Smith may have thought of beneficence as a means to attain “God’s justice” on earth; but he would certainly have been puzzled if not quite horrified by attempts to impose it through the state in the guise of social justice. Hayek’s refusal to discuss such a concept any further seems to me to be the only philosophically respectable approach.
Government-enforced “social justice” leads to the sharpest inequalities. Indeed, when the state steps in allegedly to restore “social justice,” invariably the result is the very opposite of what was originally intended. The literature describing the great gulf that is government-sponsored inequality is too large, but one of the very best documents on the subject is Hedrick Smith’s The Russians, particularly Chapter I, “The Privileged Class: Dachas and Zils.”
My own experience in communist Romania where I spent the first fourteen years of my life is in full accord with Smith’s observations.

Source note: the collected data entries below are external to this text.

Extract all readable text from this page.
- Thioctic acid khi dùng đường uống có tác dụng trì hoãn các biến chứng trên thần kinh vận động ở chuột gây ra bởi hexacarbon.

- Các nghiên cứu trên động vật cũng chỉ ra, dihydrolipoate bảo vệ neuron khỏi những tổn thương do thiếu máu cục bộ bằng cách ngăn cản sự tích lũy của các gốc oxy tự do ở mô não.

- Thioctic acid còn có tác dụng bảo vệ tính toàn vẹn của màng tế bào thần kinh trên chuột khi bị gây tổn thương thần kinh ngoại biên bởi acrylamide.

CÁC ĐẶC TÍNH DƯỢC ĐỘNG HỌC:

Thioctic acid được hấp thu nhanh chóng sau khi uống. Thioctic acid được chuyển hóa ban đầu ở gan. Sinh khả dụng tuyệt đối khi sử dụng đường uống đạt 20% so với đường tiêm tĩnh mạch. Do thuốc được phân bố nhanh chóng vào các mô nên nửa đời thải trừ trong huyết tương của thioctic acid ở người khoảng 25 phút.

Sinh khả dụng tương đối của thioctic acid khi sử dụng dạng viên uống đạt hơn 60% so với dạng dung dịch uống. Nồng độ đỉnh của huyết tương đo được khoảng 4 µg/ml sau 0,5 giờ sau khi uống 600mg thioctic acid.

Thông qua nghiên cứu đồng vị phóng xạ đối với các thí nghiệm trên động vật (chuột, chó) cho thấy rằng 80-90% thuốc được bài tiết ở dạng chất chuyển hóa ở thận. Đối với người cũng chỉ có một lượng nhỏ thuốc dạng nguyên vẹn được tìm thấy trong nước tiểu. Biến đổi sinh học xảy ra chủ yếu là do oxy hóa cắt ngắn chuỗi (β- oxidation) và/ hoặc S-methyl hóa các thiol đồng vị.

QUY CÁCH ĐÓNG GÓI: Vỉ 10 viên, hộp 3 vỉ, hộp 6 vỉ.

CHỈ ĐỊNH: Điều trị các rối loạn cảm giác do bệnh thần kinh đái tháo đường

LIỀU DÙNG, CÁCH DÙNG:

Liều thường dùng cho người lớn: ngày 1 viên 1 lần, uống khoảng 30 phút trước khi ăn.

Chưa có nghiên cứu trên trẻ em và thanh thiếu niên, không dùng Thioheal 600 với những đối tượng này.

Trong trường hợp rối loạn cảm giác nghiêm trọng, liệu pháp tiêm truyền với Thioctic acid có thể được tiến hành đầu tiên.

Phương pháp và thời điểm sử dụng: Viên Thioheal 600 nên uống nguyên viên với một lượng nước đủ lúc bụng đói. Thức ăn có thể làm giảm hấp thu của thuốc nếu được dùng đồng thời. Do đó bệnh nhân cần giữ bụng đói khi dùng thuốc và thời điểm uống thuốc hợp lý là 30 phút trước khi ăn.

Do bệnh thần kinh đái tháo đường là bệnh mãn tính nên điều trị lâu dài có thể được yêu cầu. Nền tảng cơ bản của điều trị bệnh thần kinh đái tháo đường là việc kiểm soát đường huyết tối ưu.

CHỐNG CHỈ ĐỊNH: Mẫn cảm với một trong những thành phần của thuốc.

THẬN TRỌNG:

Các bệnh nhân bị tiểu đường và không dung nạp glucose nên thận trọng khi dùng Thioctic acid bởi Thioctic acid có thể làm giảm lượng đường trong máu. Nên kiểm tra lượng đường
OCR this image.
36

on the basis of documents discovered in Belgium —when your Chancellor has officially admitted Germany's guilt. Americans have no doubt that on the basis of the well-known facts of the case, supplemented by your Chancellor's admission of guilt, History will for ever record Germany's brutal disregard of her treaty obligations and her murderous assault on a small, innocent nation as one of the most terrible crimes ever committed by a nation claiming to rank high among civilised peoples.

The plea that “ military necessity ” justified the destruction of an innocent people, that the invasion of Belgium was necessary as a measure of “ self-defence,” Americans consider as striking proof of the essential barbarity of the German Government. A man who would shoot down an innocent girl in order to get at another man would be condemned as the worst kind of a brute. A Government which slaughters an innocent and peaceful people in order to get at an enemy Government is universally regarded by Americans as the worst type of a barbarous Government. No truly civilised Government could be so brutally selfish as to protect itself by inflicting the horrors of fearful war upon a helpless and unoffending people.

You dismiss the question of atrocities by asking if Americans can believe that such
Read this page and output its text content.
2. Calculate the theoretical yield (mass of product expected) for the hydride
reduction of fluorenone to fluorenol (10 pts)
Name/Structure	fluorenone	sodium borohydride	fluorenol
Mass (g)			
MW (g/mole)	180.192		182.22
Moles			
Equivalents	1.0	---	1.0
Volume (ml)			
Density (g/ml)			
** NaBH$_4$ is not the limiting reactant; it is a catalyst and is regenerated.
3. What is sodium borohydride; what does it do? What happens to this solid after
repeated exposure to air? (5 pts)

I remember well the segregated housing: the leaders lived in villas that were off-limits to the rest of us while we waited to be assigned our eight square meters of real estate per person in a prescribed city or village chosen at the discretion of bureaucrats who cared little about the distance from our relatives and friends. (Since then, matters have worsened: all uninvited citizens are now actually prevented by the police from strolling along the official streets of the Jianu district.)
There were also the segregated shops: we, the unprivileged, could only gaze through the windows of fancy stores with foreign products full of such delicacies as off-season vegetables and shoes that fit, unavailable to us no matter whether or not we might have had the money to buy such products.
Then came the segregated vacation spots: we knew exactly which villas on the Black Sea were reserved for Western tourists, for Eastern Bloc visitors, for the Roma-nian elite, and for the rest of the fortunate members of the proletariat who managed by hook or (mostly) by crook to be put on “the list.” A vacationer who happened to wander into the “wrong” hotel would be immediately arrested—an apartheid the likes of which money can never quite buy.
And of course there was always the early lesson in school, where we learned no later than kindergarten, before we had been able to spell out the red-lettered slogans decorating our walls, that some among us had been picked by a kind of irrevocable because ideological fate and were immune to the rules of ordinary—which is to say sandbox—justice.
I remember one well-dressed little fellow protesting my outrage at an unexplained confiscation of what I took to be my personal building blocks by right of first possession and useful (if admittedly unproductive) employment: “I’ll tell my daddy,” he said, “and he is gonna make you go away.” I snatched my blocks right back, without understanding till much later the reason for my mother’s livid complexion at the time I proudly recounted my adventure with all the braggadocio of a potential Gulag inmate.
To return, then, to the title of Solzhenitsyn’s address before his (largely apathetic) Harvard audience: “A World Split Apart.” So it is indeed split, in the communist systems themselves, into classes of power: the planners versus the planned, the decision-makers as against the large mass of the people. All of this in the name, naturally, of “social justice.” But the price, inevitably, is freedom. And to call such a state of affairs “justice” is an abuse not only of language but of common sense.